Approach to Pesticide Poisoning

Before discussing individual chemicals, a few principles of pesticide poisoning management should be addressed. The most important issue is proper diagnosis. Without it, all other interventions are potentially ineffective and possibly harmful.

Whenever possible, get the label of the suspected poison. It will contain principles of management and contact information for the manufacturer. The local poison control center and the National Pesticide Telecommunications Network (1-800-858-7378 Monday to Friday 9:30 a.m. to 7:30 p.m.) are also available for further advice. If coworkers have not been able to identify the suspect chemical, Cooperative Extension Service agents may also serve as a resource for commonly used chemicals at particular times of the year on specific crops.

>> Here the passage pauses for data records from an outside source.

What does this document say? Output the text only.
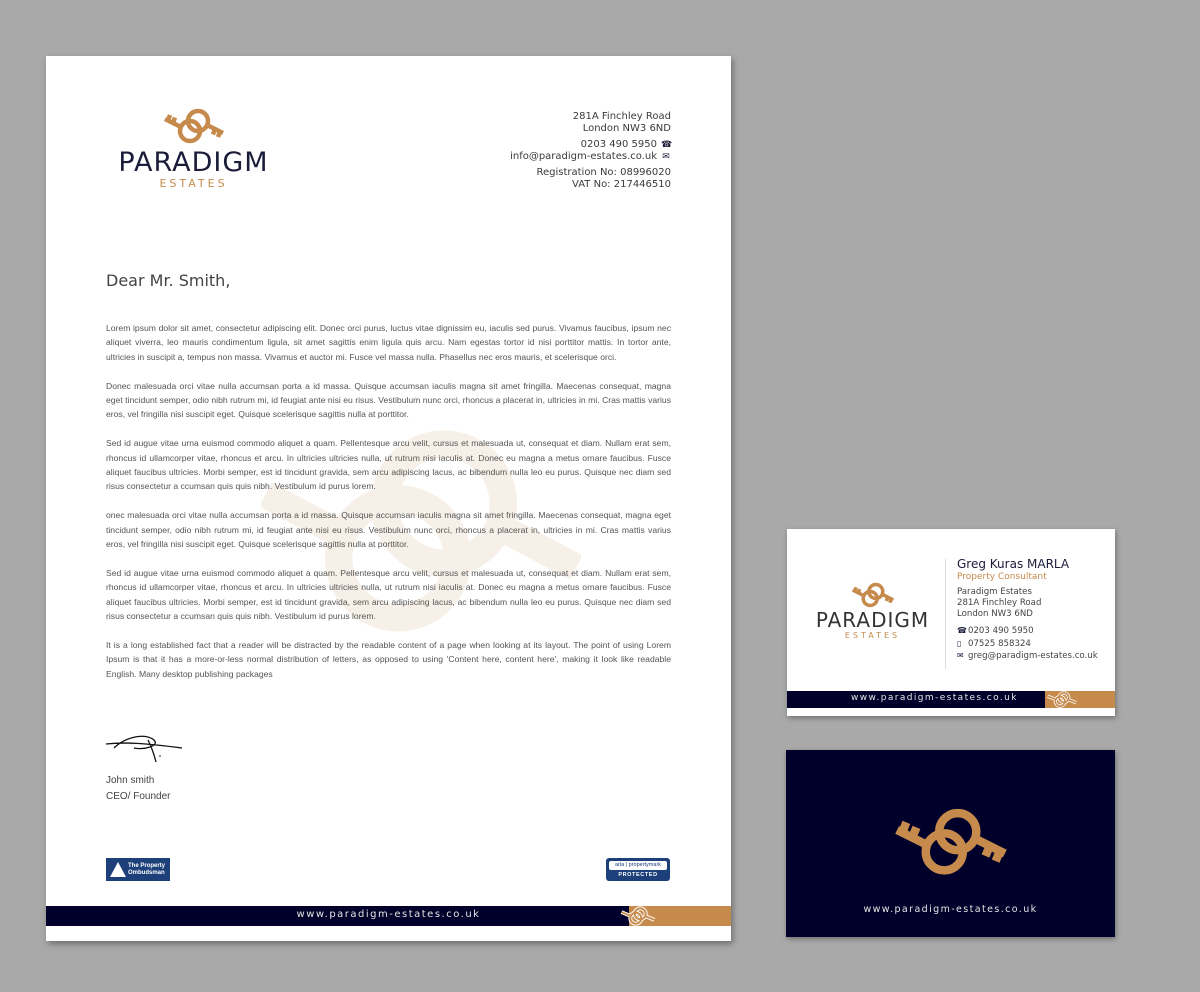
PARADIGM
ESTATES
281A Finchley Road
London NW3 6ND
0203 490 5950 ☎
info@paradigm-estates.co.uk ✉
Registration No: 08996020
VAT No: 217446510
Dear Mr. Smith,

Lorem ipsum dolor sit amet, consectetur adipiscing elit. Donec orci purus, luctus vitae dignissim eu, iaculis sed purus. Vivamus faucibus, ipsum nec aliquet viverra, leo mauris condimentum ligula, sit amet sagittis enim ligula quis arcu. Nam egestas tortor id nisi porttitor mattis. In tortor ante, ultricies in suscipit a, tempus non massa. Vivamus et auctor mi. Fusce vel massa nulla. Phasellus nec eros mauris, et scelerisque orci.

Donec malesuada orci vitae nulla accumsan porta a id massa. Quisque accumsan iaculis magna sit amet fringilla. Maecenas consequat, magna eget tincidunt semper, odio nibh rutrum mi, id feugiat ante nisi eu risus. Vestibulum nunc orci, rhoncus a placerat in, ultricies in mi. Cras mattis varius eros, vel fringilla nisi suscipit eget. Quisque scelerisque sagittis nulla at porttitor.

Sed id augue vitae urna euismod commodo aliquet a quam. Pellentesque arcu velit, cursus et malesuada ut, consequat et diam. Nullam erat sem, rhoncus id ullamcorper vitae, rhoncus et arcu. In ultricies ultricies nulla, ut rutrum nisi iaculis at. Donec eu magna a metus ornare faucibus. Fusce aliquet faucibus ultricies. Morbi semper, est id tincidunt gravida, sem arcu adipiscing lacus, ac bibendum nulla leo eu purus. Quisque nec diam sed risus consectetur a ccumsan quis quis nibh. Vestibulum id purus lorem.

onec malesuada orci vitae nulla accumsan porta a id massa. Quisque accumsan iaculis magna sit amet fringilla. Maecenas consequat, magna eget tincidunt semper, odio nibh rutrum mi, id feugiat ante nisi eu risus. Vestibulum nunc orci, rhoncus a placerat in, ultricies in mi. Cras mattis varius eros, vel fringilla nisi suscipit eget. Quisque scelerisque sagittis nulla at porttitor.

Sed id augue vitae urna euismod commodo aliquet a quam. Pellentesque arcu velit, cursus et malesuada ut, consequat et diam. Nullam erat sem, rhoncus id ullamcorper vitae, rhoncus et arcu. In ultricies ultricies nulla, ut rutrum nisi iaculis at. Donec eu magna a metus ornare faucibus. Fusce aliquet faucibus ultricies. Morbi semper, est id tincidunt gravida, sem arcu adipiscing lacus, ac bibendum nulla leo eu purus. Quisque nec diam sed risus consectetur a ccumsan quis quis nibh. Vestibulum id purus lorem.

It is a long established fact that a reader will be distracted by the readable content of a page when looking at its layout. The point of using Lorem Ipsum is that it has a more-or-less normal distribution of letters, as opposed to using 'Content here, content here', making it look like readable English. Many desktop publishing packages

John smith
CEO/ Founder
The Property
Ombudsman
arla | propertymark
PROTECTED
www.paradigm-estates.co.uk
PARADIGM
ESTATES
Greg Kuras MARLA
Property Consultant
Paradigm Estates
281A Finchley Road
London NW3 6ND
☎0203 490 5950
▯ 07525 858324
✉ greg@paradigm-estates.co.uk
www.paradigm-estates.co.uk
www.paradigm-estates.co.uk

Remember that careful decontamination of the patient is necessary to prevent possible further injury to the patient and possible injury to emergency department staff. Physical decontamination by removing clothing that has been in contact with the chemical, washing the skin with soap and water, and copiously irrigating the eyes is important. Recent evidence-based position statements from the American Academy of Clinical Toxicology and the European Association of Poisons Centres and Clinical Toxicologists suggest that gastric lavage, activated charcoal, cathartics, and ipecac should not be used routinely in poisoned patients. They can be considered within 60 minutes of presentation if a potentially life-threatening amount of poison has been ingested. Even in this circumstance, contraindications exist for the use of each: lavage is contraindicated in hydrocarbon ingestion; cathartic in volume depletion, hypotension, electrolyte imbalance, or ingestion of a corrosive substance; activated charcoal in an unprotected airway, a nonintact gastrointestinal (GI) tract or hydrocarbon ingestion; and ipecac in a nonalert patient or with ingestion of a hydrocarbon or corrosive substance (2).